My Post-Vacation Life:
No, my vacation did not look like this.
By Thio Isobel Moss
While Blind Spot was wrapping up, there was a corner of my room that felt like it was quietly judging me. Random things had collected there—on the furniture, on the floor, in that way clutter does when you’re too busy to notice it forming. I’m not a tidy person; I like a certain level of clutter. But this bothered me.
So I made a promise: when the book went into editing, I would clean.
I kept that promise, and it was glorious.
Bump is in editing—meaning my dad is going over it and muttering about manatee mailboxes while chortling to himself—and I celebrated with a two-week vacation. My mother complained that it wasn’t much of a vacation, since I worked at least three hours every day and repainted my bedroom.
It was perfect.
I only wrote what I wanted, when I wanted, and focused hard on marketing. March has been my best month for paid sales.
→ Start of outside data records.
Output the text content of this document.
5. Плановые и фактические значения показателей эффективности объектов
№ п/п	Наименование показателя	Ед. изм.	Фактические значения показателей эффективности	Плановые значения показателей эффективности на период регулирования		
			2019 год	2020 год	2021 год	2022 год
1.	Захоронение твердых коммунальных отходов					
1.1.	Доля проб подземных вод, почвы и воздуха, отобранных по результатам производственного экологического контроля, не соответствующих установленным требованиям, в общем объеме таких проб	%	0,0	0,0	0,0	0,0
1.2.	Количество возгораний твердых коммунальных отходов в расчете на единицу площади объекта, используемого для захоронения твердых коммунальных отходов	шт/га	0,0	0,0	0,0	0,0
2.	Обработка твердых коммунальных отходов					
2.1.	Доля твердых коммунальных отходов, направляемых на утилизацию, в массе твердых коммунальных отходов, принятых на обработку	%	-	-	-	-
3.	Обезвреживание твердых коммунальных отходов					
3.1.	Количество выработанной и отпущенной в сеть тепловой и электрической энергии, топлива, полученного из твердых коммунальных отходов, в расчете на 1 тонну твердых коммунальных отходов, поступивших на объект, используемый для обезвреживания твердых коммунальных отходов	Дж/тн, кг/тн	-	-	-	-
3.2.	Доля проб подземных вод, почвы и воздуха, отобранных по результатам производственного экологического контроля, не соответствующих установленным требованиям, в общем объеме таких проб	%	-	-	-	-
After months of writing, cleaning felt almost indulgent. There’s a bone-deep satisfaction in finishing something physical. I’ve had the paint for my room for two years. Now the torn drywall—once hidden behind seventies-style striped harvest gold—is spackled, sanded, and painted.
White.
I hate white walls.
This is pure, matte white because I couldn’t find a wallpaper that fit both my taste and my budget, so I’ve decided to paint a mural instead. I have the stencils. I have the paint. I have not yet begun.
That may not happen until Objects in the Mirror goes into editing.
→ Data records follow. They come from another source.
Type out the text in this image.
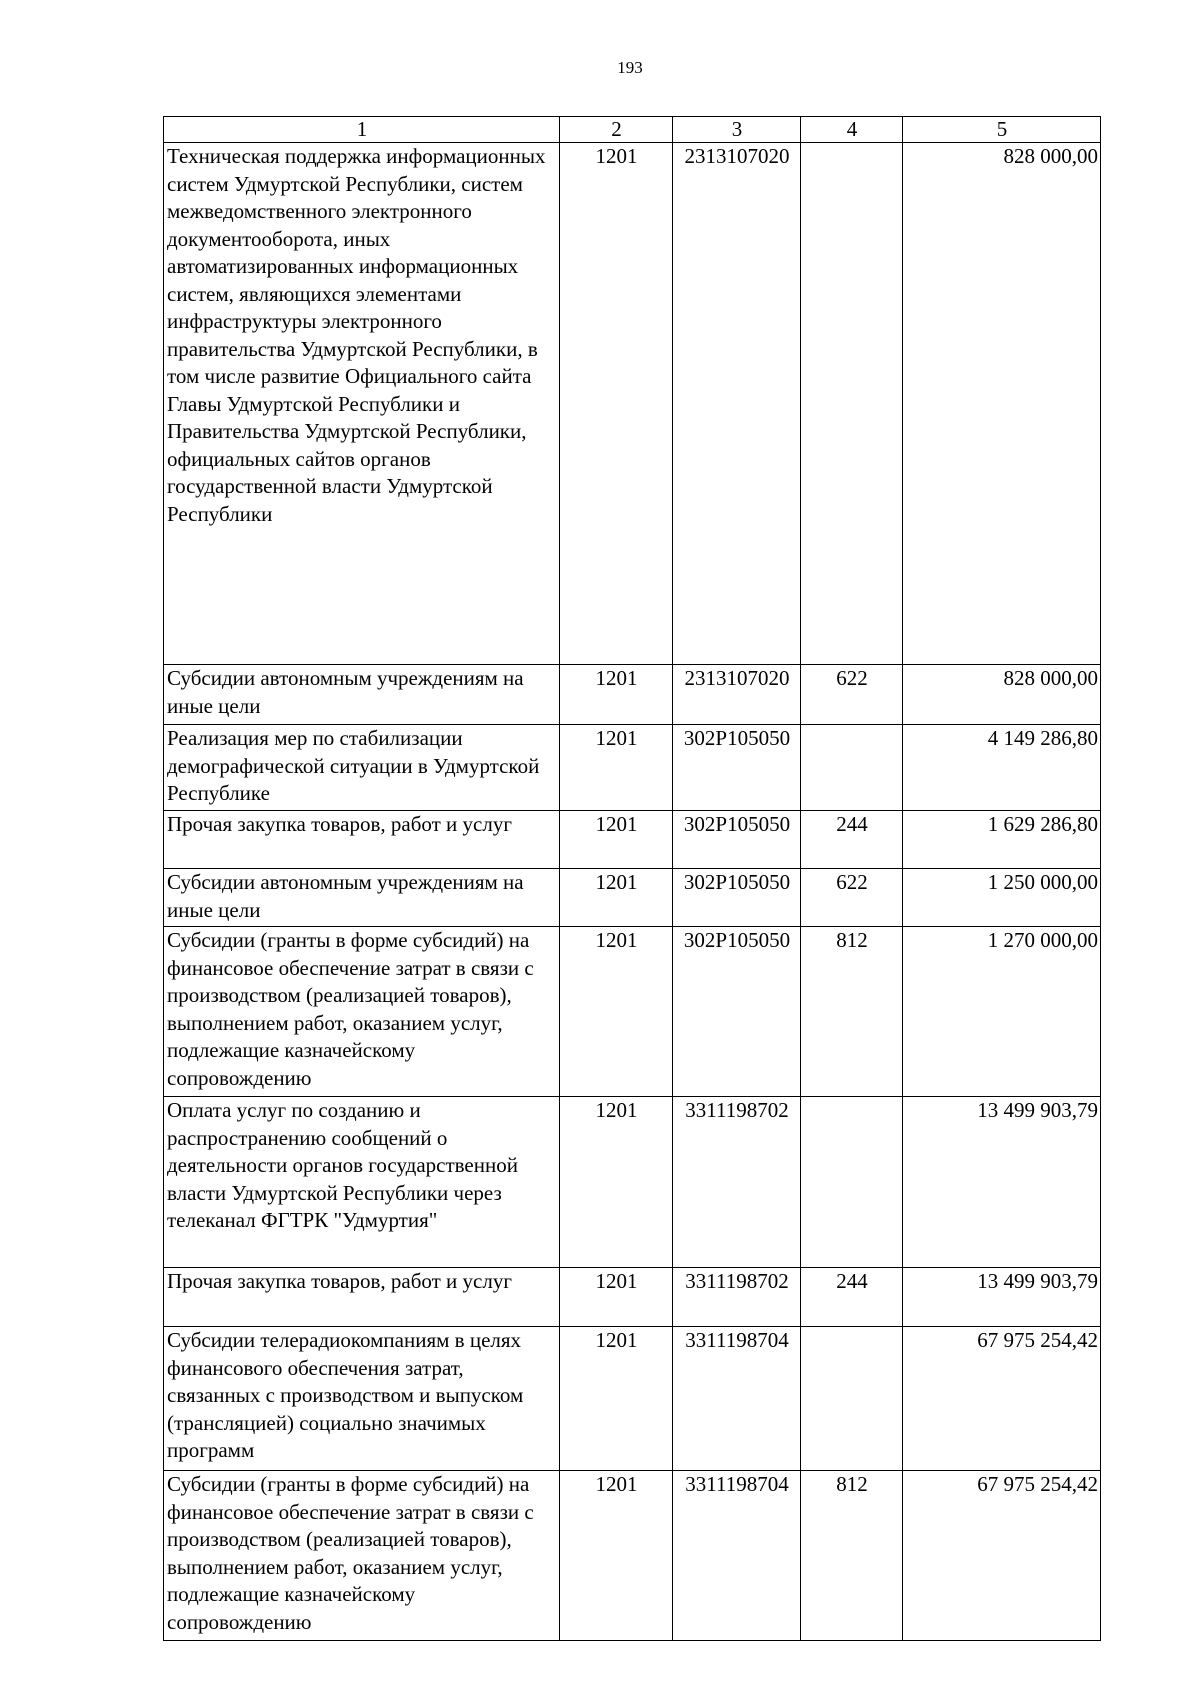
193
1	2	3	4	5
Техническая поддержка информационных систем Удмуртской Республики, систем межведомственного электронного документооборота, иных автоматизированных информационных систем, являющихся элементами инфраструктуры электронного правительства Удмуртской Республики, в том числе развитие Официального сайта Главы Удмуртской Республики и Правительства Удмуртской Республики, официальных сайтов органов государственной власти Удмуртской Республики	1201	2313107020		828 000,00
Субсидии автономным учреждениям на иные цели	1201	2313107020	622	828 000,00
Реализация мер по стабилизации демографической ситуации в Удмуртской Республике	1201	302P105050		4 149 286,80
Прочая закупка товаров, работ и услуг	1201	302P105050	244	1 629 286,80
Субсидии автономным учреждениям на иные цели	1201	302P105050	622	1 250 000,00
Субсидии (гранты в форме субсидий) на финансовое обеспечение затрат в связи с производством (реализацией товаров), выполнением работ, оказанием услуг, подлежащие казначейскому сопровождению	1201	302P105050	812	1 270 000,00
Оплата услуг по созданию и распространению сообщений о деятельности органов государственной власти Удмуртской Республики через телеканал ФГТРК "Удмуртия"	1201	3311198702		13 499 903,79
Прочая закупка товаров, работ и услуг	1201	3311198702	244	13 499 903,79
Субсидии телерадиокомпаниям в целях финансового обеспечения затрат, связанных с производством и выпуском (трансляцией) социально значимых программ	1201	3311198704		67 975 254,42
Субсидии (гранты в форме субсидий) на финансовое обеспечение затрат в связи с производством (реализацией товаров), выполнением работ, оказанием услуг, подлежащие казначейскому сопровождению	1201	3311198704	812	67 975 254,42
After finishing a big sedentary project, I’m itching for physical ones. I’m keeping a list. Soon, hopefully, my house will look astonishingly well-maintained, my quilts will be finished, the garden will thrive, and my cat will be deeply suspicious of the sudden shift in lifestyle.
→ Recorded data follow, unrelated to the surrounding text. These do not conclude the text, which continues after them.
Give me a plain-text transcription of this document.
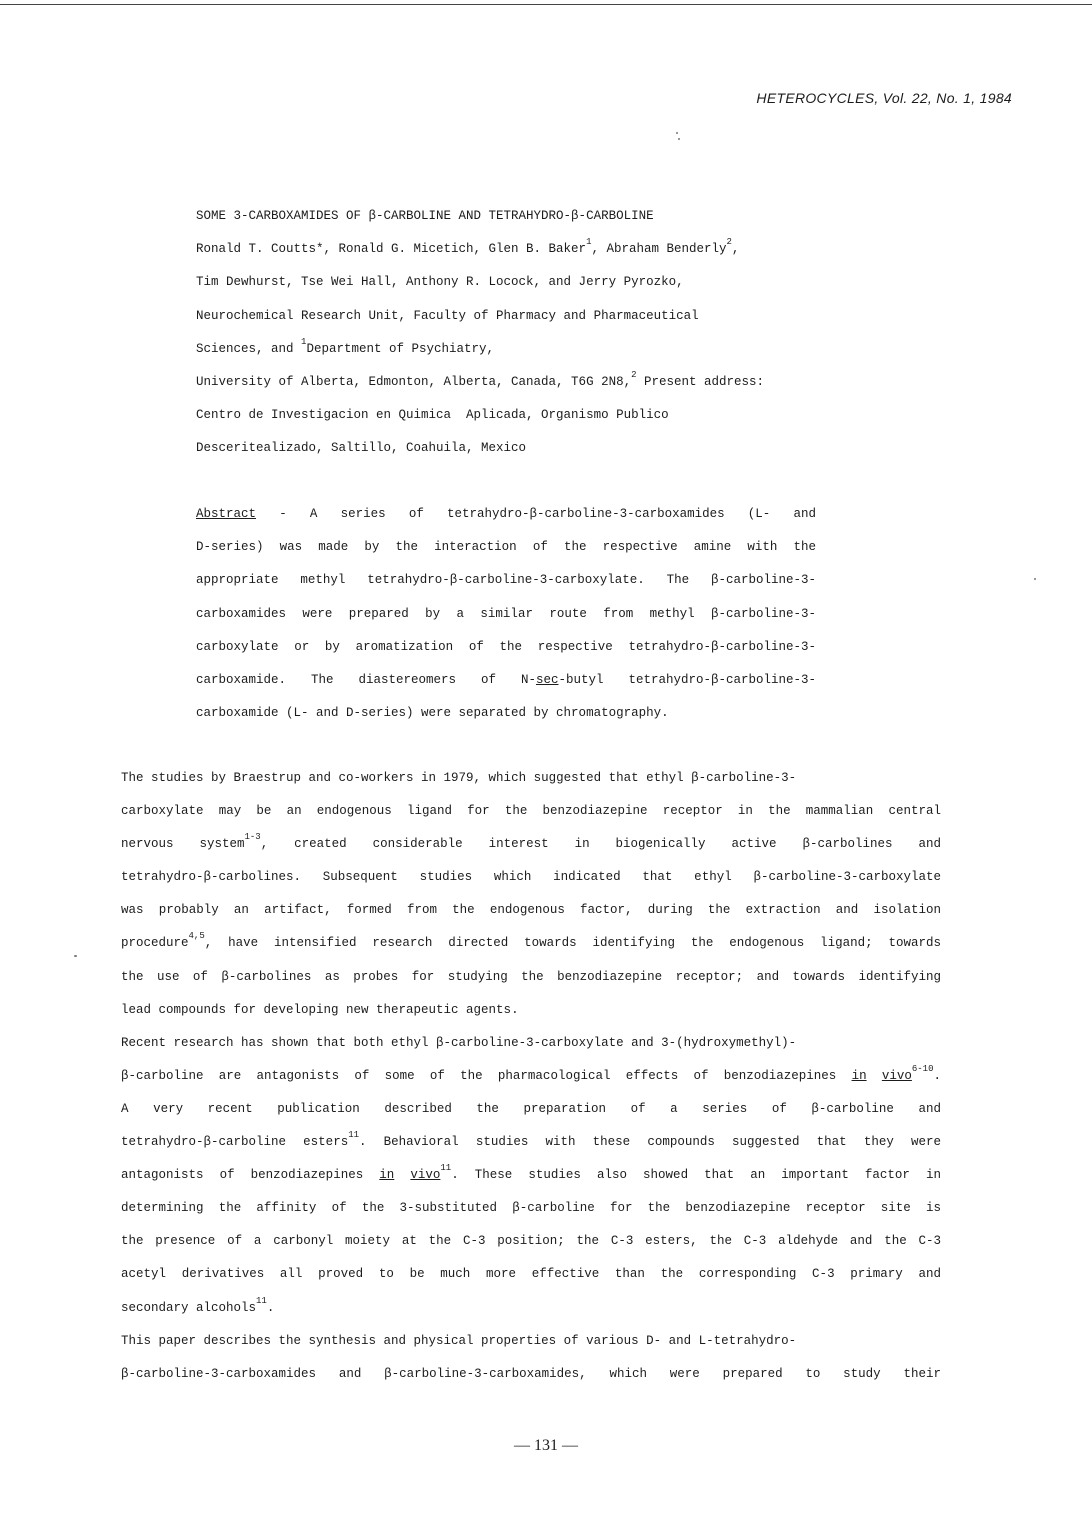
HETEROCYCLES, Vol. 22, No. 1, 1984
SOME 3-CARBOXAMIDES OF β-CARBOLINE AND TETRAHYDRO-β-CARBOLINE
Ronald T. Coutts*, Ronald G. Micetich, Glen B. Baker$^1$, Abraham Benderly$^2$,
Tim Dewhurst, Tse Wei Hall, Anthony R. Locock, and Jerry Pyrozko,
Neurochemical Research Unit, Faculty of Pharmacy and Pharmaceutical
Sciences, and $^1$Department of Psychiatry,
University of Alberta, Edmonton, Alberta, Canada, T6G 2N8,$^2$ Present address:
Centro de Investigacion en Quimica  Aplicada, Organismo Publico
Desceritealizado, Saltillo, Coahuila, Mexico
Abstract - A series of tetrahydro-β-carboline-3-carboxamides (L- and
D-series) was made by the interaction of the respective amine with the
appropriate methyl tetrahydro-β-carboline-3-carboxylate. The β-carboline-3-
carboxamides were prepared by a similar route from methyl β-carboline-3-
carboxylate or by aromatization of the respective tetrahydro-β-carboline-3-
carboxamide. The diastereomers of N-sec-butyl tetrahydro-β-carboline-3-
carboxamide (L- and D-series) were separated by chromatography.
The studies by Braestrup and co-workers in 1979, which suggested that ethyl β-carboline-3-
carboxylate may be an endogenous ligand for the benzodiazepine receptor in the mammalian central
nervous system$^{1-3}$, created considerable interest in biogenically active β-carbolines and
tetrahydro-β-carbolines. Subsequent studies which indicated that ethyl β-carboline-3-carboxylate
was probably an artifact, formed from the endogenous factor, during the extraction and isolation
procedure$^{4,5}$, have intensified research directed towards identifying the endogenous ligand; towards
the use of β-carbolines as probes for studying the benzodiazepine receptor; and towards identifying
lead compounds for developing new therapeutic agents.
Recent research has shown that both ethyl β-carboline-3-carboxylate and 3-(hydroxymethyl)-
β-carboline are antagonists of some of the pharmacological effects of benzodiazepines in vivo$^{6-10}$.
A very recent publication described the preparation of a series of β-carboline and
tetrahydro-β-carboline esters$^{11}$. Behavioral studies with these compounds suggested that they were
antagonists of benzodiazepines in vivo$^{11}$. These studies also showed that an important factor in
determining the affinity of the 3-substituted β-carboline for the benzodiazepine receptor site is
the presence of a carbonyl moiety at the C-3 position; the C-3 esters, the C-3 aldehyde and the C-3
acetyl derivatives all proved to be much more effective than the corresponding C-3 primary and
secondary alcohols$^{11}$.
This paper describes the synthesis and physical properties of various D- and L-tetrahydro-
β-carboline-3-carboxamides and β-carboline-3-carboxamides, which were prepared to study their
— 131 —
I’m still riding a post-vacation afterglow. Today I made homemade marzipan and lemonade. Yesterday it was macaroni salad. I finished an excellent book. It feels like we’ve crossed from false spring into something closer to summer—the sun just shy of sizzling, humidity low, a steady breeze.
The world is full of simple pleasures.
Today I started tackling the small things I’ve neglected—organizing goals for the next six months, mapping out the launch schedule for Bump. I’m not looking forward to formatting, but I suspect it will go more smoothly this time.
And in the back of my mind, Objects in the Mirror is waiting.
There’s a lot to do before I get there—a book launch is no small thing—but I’m ready to write again. At the start of my vacation, it felt like I could finally breathe. Now the ideas are back, restless and insistent. Writing again will feel like opening a window in a stale room.
Several years ago, I visited a friend in Houston. We went to the beach, to Waco, to a Korean festival, and toured the Johnson Space Center. I even saw Buzz Aldrin.
It was wonderful—but when I got home, it felt like it had happened to someone else. The stress was still there, waiting.
The last two weeks feel like what a vacation is supposed to be: a reset you can carry with you. Every time I look at those walls, I feel a little proud—and wonder where I put the stencils.
I intend to fill my freezer while I still have the energy. When reality reasserts itself, I’ll be ready.
For now, I’m content. The walls are done. The work is waiting. And in a few hours, This Kingdom Will Not Kill Me releases—and it’s now part of my job to read it.
I love my work. I’m incredibly grateful I get to do it.